Beati i senza tetto perché vedranno il cielo.

M. Santanelli

L'ambientazione delle commedie

L'ambiente in cui le commedie di Santanelli prendono vita è generalmente un luogo chiuso, si tratta di piccole stanze di appartamenti medio-borghesi che con il progredire della rappresentazione, si trasformano in una sorta di ring sul quale i due protagonisti si sfidano fino a cadere al tappeto, privi di vita. Una notevole influenza, in questo senso, l'ha esercitata Arold Pinter.
"Santanelli - come scrive Huguette Hatem nel saggio intitolato La donna nel teatro di Manlio Santanelli - non si preoccupa di fare un teatro che trovi le sue radici nella società, ma ciò che lo interessa è la devianza del singolo individuo, la crisi d'identità, tematiche che sono sempre esaminate attraverso coppie, in apparenza normali, ma che ben presto si rivelano mostruose, come se la coppia stessa generasse devianze [...]".

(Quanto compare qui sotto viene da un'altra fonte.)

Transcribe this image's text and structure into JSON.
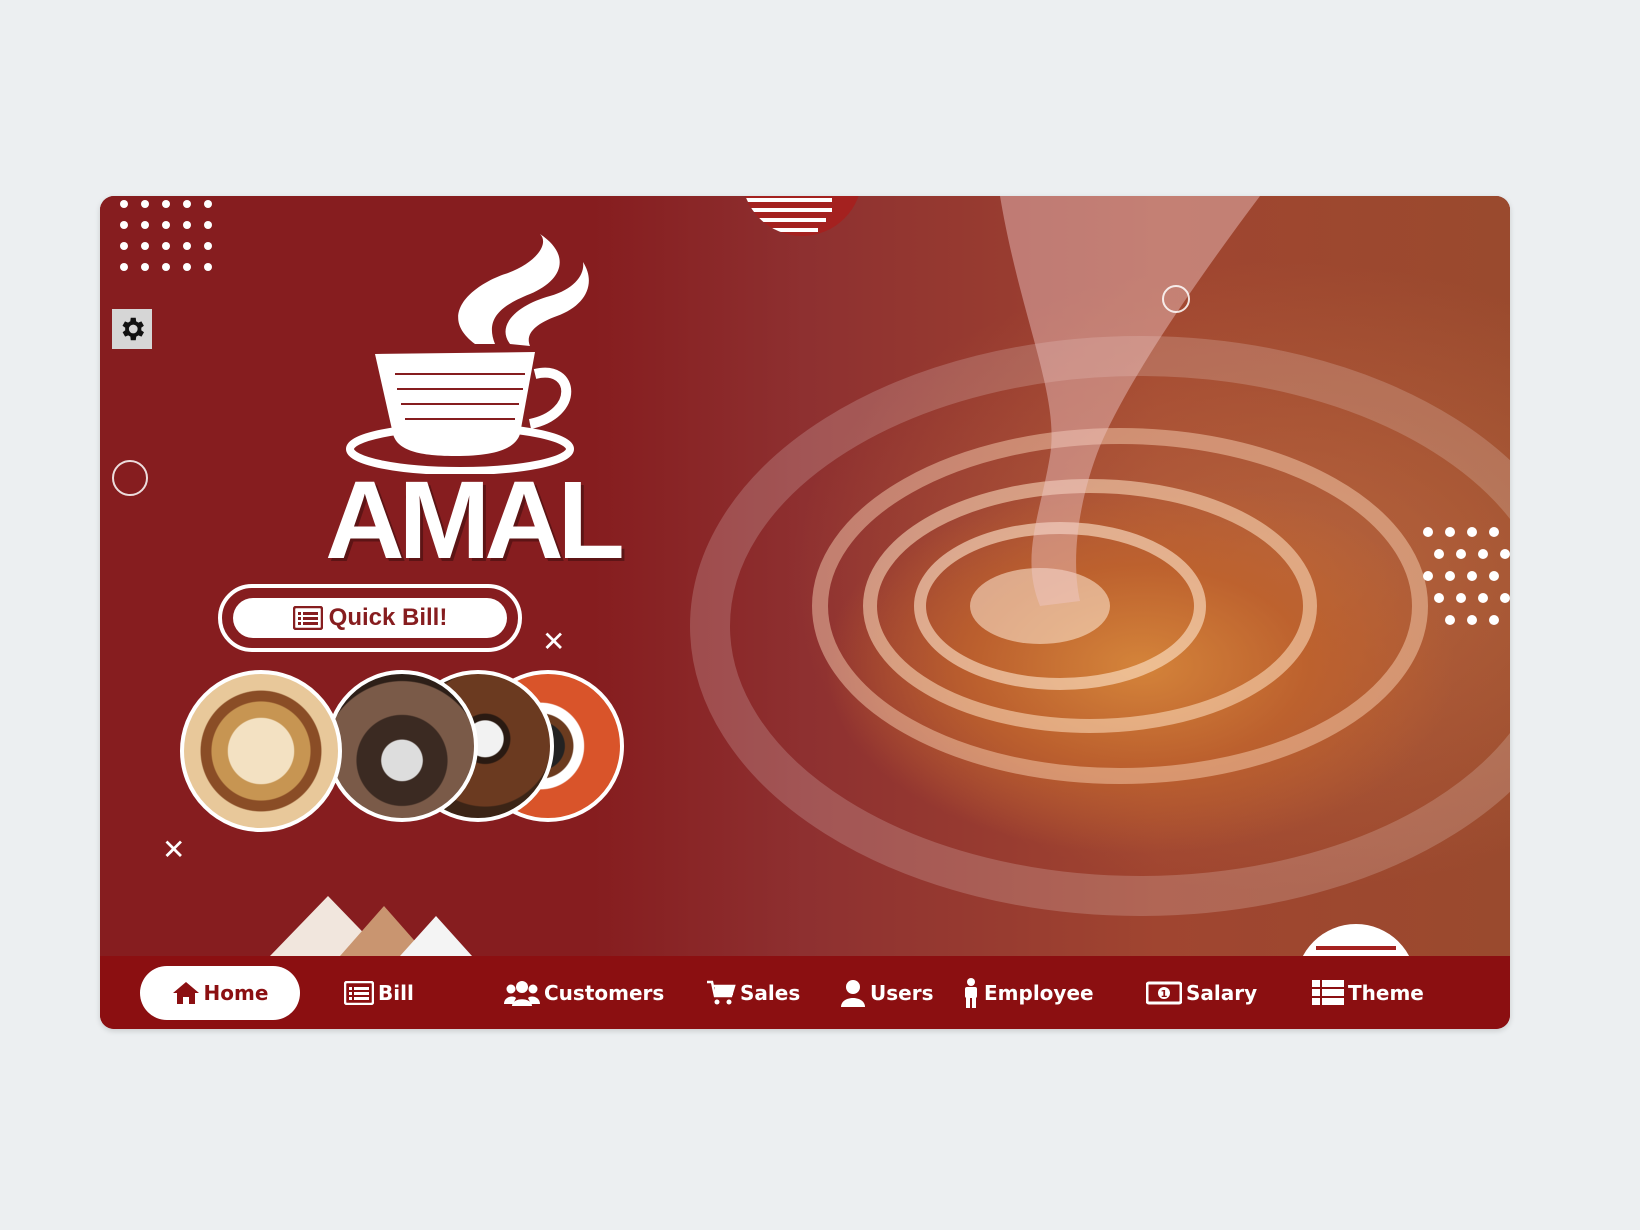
{
  "brand": {
    "name": "AMAL"
  },
  "quick_bill": {
    "label": "Quick Bill!"
  },
  "settings": {
    "icon": "gear-icon"
  },
  "nav": {
    "items": [
      {
        "label": "Home",
        "icon": "home-icon",
        "active": true
      },
      {
        "label": "Bill",
        "icon": "list-icon",
        "active": false
      },
      {
        "label": "Customers",
        "icon": "users-group-icon",
        "active": false
      },
      {
        "label": "Sales",
        "icon": "cart-icon",
        "active": false
      },
      {
        "label": "Users",
        "icon": "user-icon",
        "active": false
      },
      {
        "label": "Employee",
        "icon": "person-icon",
        "active": false
      },
      {
        "label": "Salary",
        "icon": "money-icon",
        "active": false
      },
      {
        "label": "Theme",
        "icon": "theme-list-icon",
        "active": false
      }
    ]
  },
  "colors": {
    "primary": "#861d1f",
    "navbar": "#8b0f11",
    "accent_orange": "#d6863a",
    "page_bg": "#eceff1"
  }
}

Lo stesso Santanelli afferma che la linea di continuità che riconosce più frequentemente nelle sue opere è di combinare il teatro naturalistico con quello dell'astratto, dell'assurdo: "Più che l'individuo esprimo la classe cui mi riferisco."

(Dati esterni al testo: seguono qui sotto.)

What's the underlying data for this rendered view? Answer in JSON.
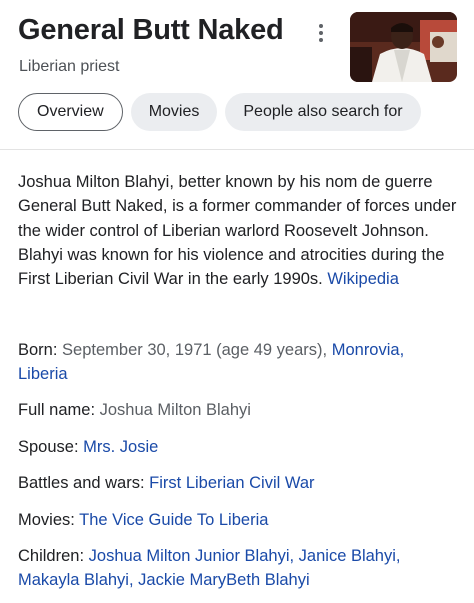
{
  "header": {
    "title": "General Butt Naked",
    "subtitle": "Liberian priest"
  },
  "tabs": [
    {
      "label": "Overview",
      "active": true
    },
    {
      "label": "Movies",
      "active": false
    },
    {
      "label": "People also search for",
      "active": false
    }
  ],
  "description": {
    "text": "Joshua Milton Blahyi, better known by his nom de guerre General Butt Naked, is a former commander of forces under the wider control of Liberian warlord Roosevelt Johnson. Blahyi was known for his violence and atrocities during the First Liberian Civil War in the early 1990s.",
    "source_link": "Wikipedia"
  },
  "facts": {
    "born": {
      "label": "Born:",
      "value": "September 30, 1971 (age 49 years),",
      "link": "Monrovia, Liberia"
    },
    "full_name": {
      "label": "Full name:",
      "value": "Joshua Milton Blahyi"
    },
    "spouse": {
      "label": "Spouse:",
      "link": "Mrs. Josie"
    },
    "battles": {
      "label": "Battles and wars:",
      "link": "First Liberian Civil War"
    },
    "movies": {
      "label": "Movies:",
      "link": "The Vice Guide To Liberia"
    },
    "children": {
      "label": "Children:",
      "links": [
        "Joshua Milton Junior Blahyi,",
        "Janice Blahyi,",
        "Makayla Blahyi,",
        "Jackie MaryBeth Blahyi"
      ]
    }
  },
  "icons": {
    "menu": "more-vert-icon",
    "thumbnail": "person-photo"
  },
  "colors": {
    "link": "#1a4aa8",
    "chip_bg": "#ebedf0",
    "text": "#202124",
    "muted": "#5b5f64"
  }
}
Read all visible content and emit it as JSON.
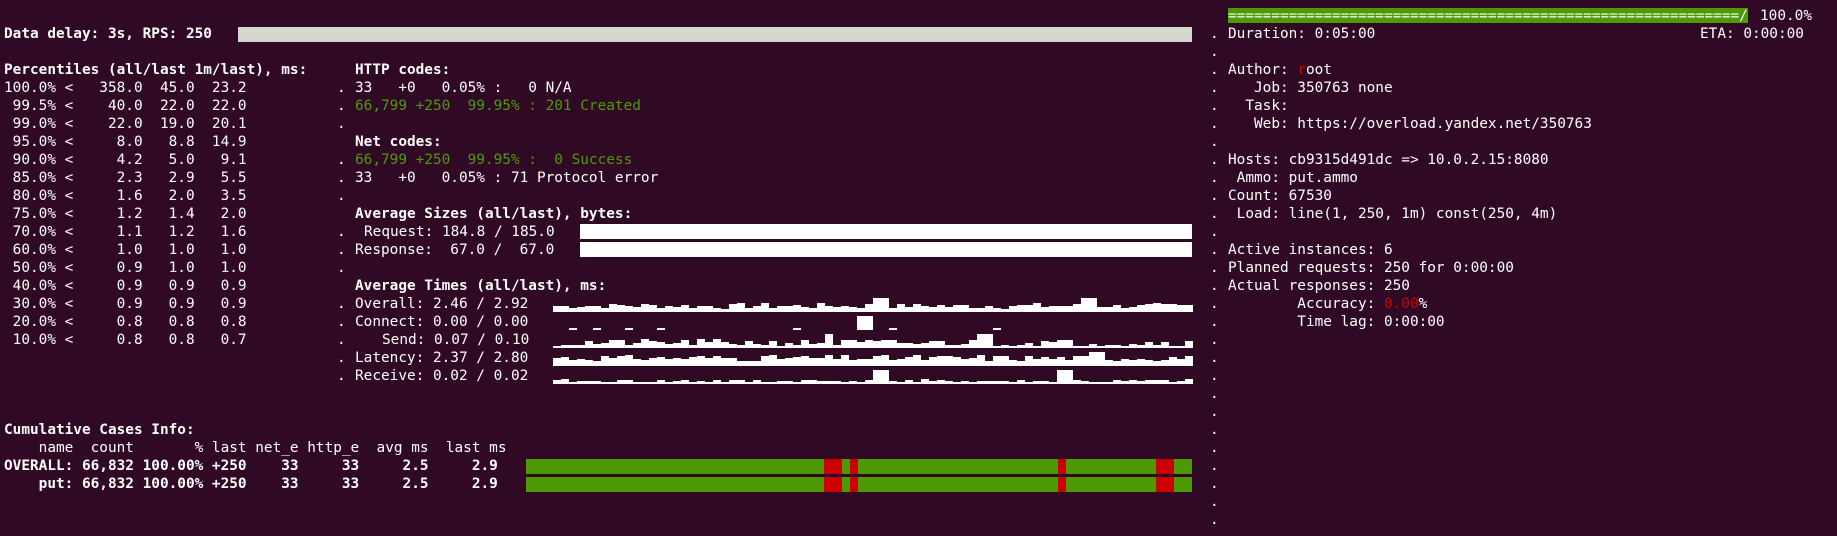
{
  "header": {
    "data_delay": "Data delay: 3s, RPS: 250"
  },
  "percentiles": {
    "title": "Percentiles (all/last 1m/last), ms:",
    "rows": [
      "100.0% <   358.0  45.0  23.2",
      " 99.5% <    40.0  22.0  22.0",
      " 99.0% <    22.0  19.0  20.1",
      " 95.0% <     8.0   8.8  14.9",
      " 90.0% <     4.2   5.0   9.1",
      " 85.0% <     2.3   2.9   5.5",
      " 80.0% <     1.6   2.0   3.5",
      " 75.0% <     1.2   1.4   2.0",
      " 70.0% <     1.1   1.2   1.6",
      " 60.0% <     1.0   1.0   1.0",
      " 50.0% <     0.9   1.0   1.0",
      " 40.0% <     0.9   0.9   0.9",
      " 30.0% <     0.9   0.9   0.9",
      " 20.0% <     0.8   0.8   0.8",
      " 10.0% <     0.8   0.8   0.7"
    ]
  },
  "http_codes": {
    "title": "HTTP codes:",
    "rows": [
      {
        "text": "33   +0   0.05% :   0 N/A",
        "color": "#ffffff"
      },
      {
        "text": "66,799 +250  99.95% : 201 Created",
        "color": "#4e9a06"
      }
    ]
  },
  "net_codes": {
    "title": "Net codes:",
    "rows": [
      {
        "text": "66,799 +250  99.95% :  0 Success",
        "color": "#4e9a06"
      },
      {
        "text": "33   +0   0.05% : 71 Protocol error",
        "color": "#ffffff"
      }
    ]
  },
  "sizes": {
    "title": "Average Sizes (all/last), bytes:",
    "request": "Request: 184.8 / 185.0",
    "response": "Response:  67.0 /  67.0"
  },
  "times": {
    "title": "Average Times (all/last), ms:",
    "overall": "Overall: 2.46 / 2.92",
    "connect": "Connect: 0.00 / 0.00",
    "send": "Send: 0.07 / 0.10",
    "latency": "Latency: 2.37 / 2.80",
    "receive": "Receive: 0.02 / 0.02"
  },
  "cases": {
    "title": "Cumulative Cases Info:",
    "header": "    name  count       % last net_e http_e  avg ms  last ms",
    "rows": [
      "OVERALL: 66,832 100.00% +250    33     33     2.5     2.9",
      "    put: 66,832 100.00% +250    33     33     2.5     2.9"
    ],
    "bar_colors": {
      "ok": "#4e9a06",
      "error": "#cc0000"
    }
  },
  "right": {
    "progress_bar": "===========================================================/",
    "progress_pct": "100.0%",
    "duration": "Duration: 0:05:00",
    "eta": "ETA: 0:00:00",
    "author_label": "Author: ",
    "author_first": "r",
    "author_rest": "oot",
    "job": "   Job: 350763 none",
    "task": "  Task:",
    "web": "   Web: https://overload.yandex.net/350763",
    "hosts": "Hosts: cb9315d491dc => 10.0.2.15:8080",
    "ammo": " Ammo: put.ammo",
    "count": "Count: 67530",
    "load": " Load: line(1, 250, 1m) const(250, 4m)",
    "active": "Active instances: 6",
    "planned": "Planned requests: 250 for 0:00:00",
    "actual": "Actual responses: 250",
    "accuracy_label": "        Accuracy: ",
    "accuracy_value": "0.00",
    "accuracy_pct": "%",
    "timelag": "        Time lag: 0:00:00"
  },
  "divider_char": "."
}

Nelle sue commedie accade spesso che si parta da una situazione apparentemente rassicurante, in un ambiente di tipo borghese e naturalistico, per poi prendere la prima strada possibile verso la follia, il paradosso, che è, a parer dell'autore, "un modo di avvicinarsi alla realtà attraverso sistemi d'uso comune, quali indagini e inchieste". Essa gli appare sempre più indescrivibile, tanto da indurlo a credere che soltanto attraverso l'intuizione poetica, la si possa sfiorare. "La realtà - afferma Santanelli - supera se stessa continuamente e macina tutte le possibili documentazioni. Si entra in un circolo perverso, si mostra una realtà inafferrabile e questo rende il testo sempre più agghiacciante. Quando crediamo d'essere arrivati alla fine di questo processo di disgregazione e di patimento, scopriamo che c'è ancora dell'altro. È come l'orizzonte: per quanto ci si avvicini appare eternamente lontano."
Vi è, inoltre, una costante nel teatro santanelliano, vale a dire il senso di minaccia che aleggia sulla scena, che può essere determinato da un ambiente sinistro e pericoloso, basti pensare allo stabile pericolante in cui vivono Pacebbene e Cirillo in Uscita d'Emergenza, oppure da un senso di angoscia non meglio definito, ma comunque preoccupante.
L'autore sente la necessità di far sì che i suoi testi abbiano, come nota di fondo, una continua "temperatura d'allarme", proiezione estrema dell'inquietudine interiore dei personaggi.
"L'umanità che io rappresento - afferma Santanelli - è preoccupata, precaria, disperata. Quando questi individui vengono a confronto, o meglio a conflitto, la loro disperazione si esprime in solidarietà se c'è un'aggressione esterna, o in ostilità reciproca, se la carica elettrica si libera in scena".
Santanelli è contrario all'idea di rappresentare tematiche troppo attuali, anche perché convinto che la denuncia sia una caratteristica più legata al giornalismo che al teatro. Ad ogni modo questo circolo perverso, questo inseguimento infinito, rende i suoi testi sempre più agghiaccianti. Ogni volta che crediamo di aver raggiunto il fondo, d'essere arrivati alla fine di questo processo di disgregazione e di patimento, scopriamo che c'è ancora dell'altro, ci accorgiamo che si può scendere ancora più in basso.